At the end of each chapter, we recommend activities that you can do today and further reading related to the concepts, techniques, and ideas we discuss.

What Can You Do Today?

Apply the first principal by putting a name to your technical debt. Commit to applying a few basic techniques to your normal development practices as you read each chapter and continue to improve over time.

For Further Reading

The seminal paper that brought us the debt metaphor is the often-cited OOPSLA 1992 experience report, “The WyCash Portfolio Management System,” by Ward Cunningham.

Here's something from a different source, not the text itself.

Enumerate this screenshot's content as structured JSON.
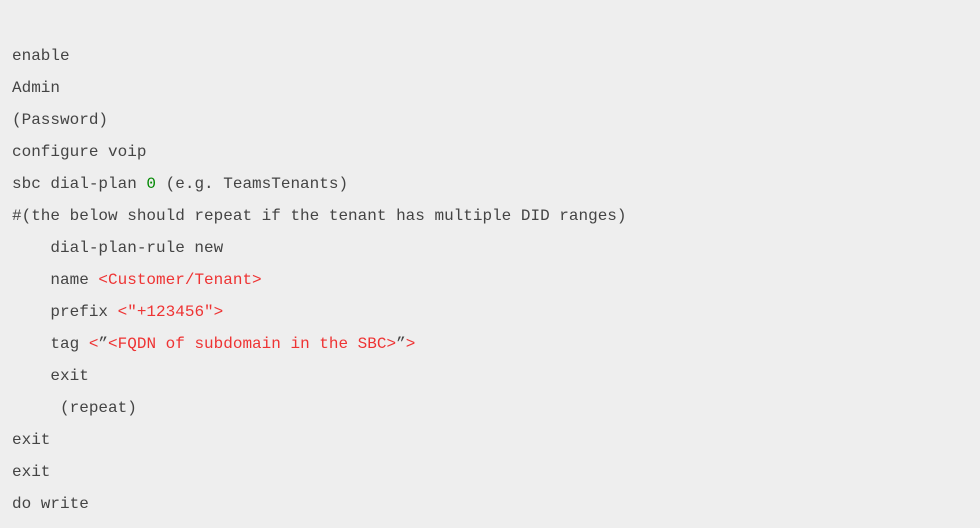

Steve McConnell (2007) provided one of the simplest and most accessible definitions of technical debt: “a design or construction approach that is expedient in the short term but that creates a technical context in which the same work will cost more to do later than it would cost to do now.” Our current definition of technical debt was devised in a week-long workshop in Dagstuhl, Germany, in April 2016 (Avgeriou et al. 2016).

The software crisis was well described in 1994 by Wayt Gibbs, who interviewed many software pioneers and practitioners in industrial organizations, including Larry Druffel, Vic Basili, Brad Cox, and Bill Curtis.

A must-read is Fred Brooks’ “No Silver Bullet” paper (Brooks 1986), which is also a chapter in the 10th anniversary edition of his famous book The Mythical Man-Month (Brooks 1995). Brooks reminds us that “There is no single development, in either technology or management technique, which by itself promises even one order-of-magnitude improvement within a decade in productivity, in reliability, in simplicity.”

A durable software engineering principle should be a simple statement that expresses some universal truth; is “actionable” (that is, worded in a prescriptive manner); is independent of specific tools or tool vendors, techniques, or practices; can be tested in practice, where we can observe its consequences; and does not merely express a compromise between two alternatives. There are two classic books on software engineering principles: 201 Principles of Software Development by Alan M. Davis (1995) and Facts and Fallacies of Software Engineering by Robert L. Glass (2003). In “Agile Principles as Software Engineering Principles,” Norman Séguin (2012) did a thorough analysis of what constitutes a good software engineering principle—as opposed to a mere aphorism, wish, or platitude—and he debunked a few myths about principles.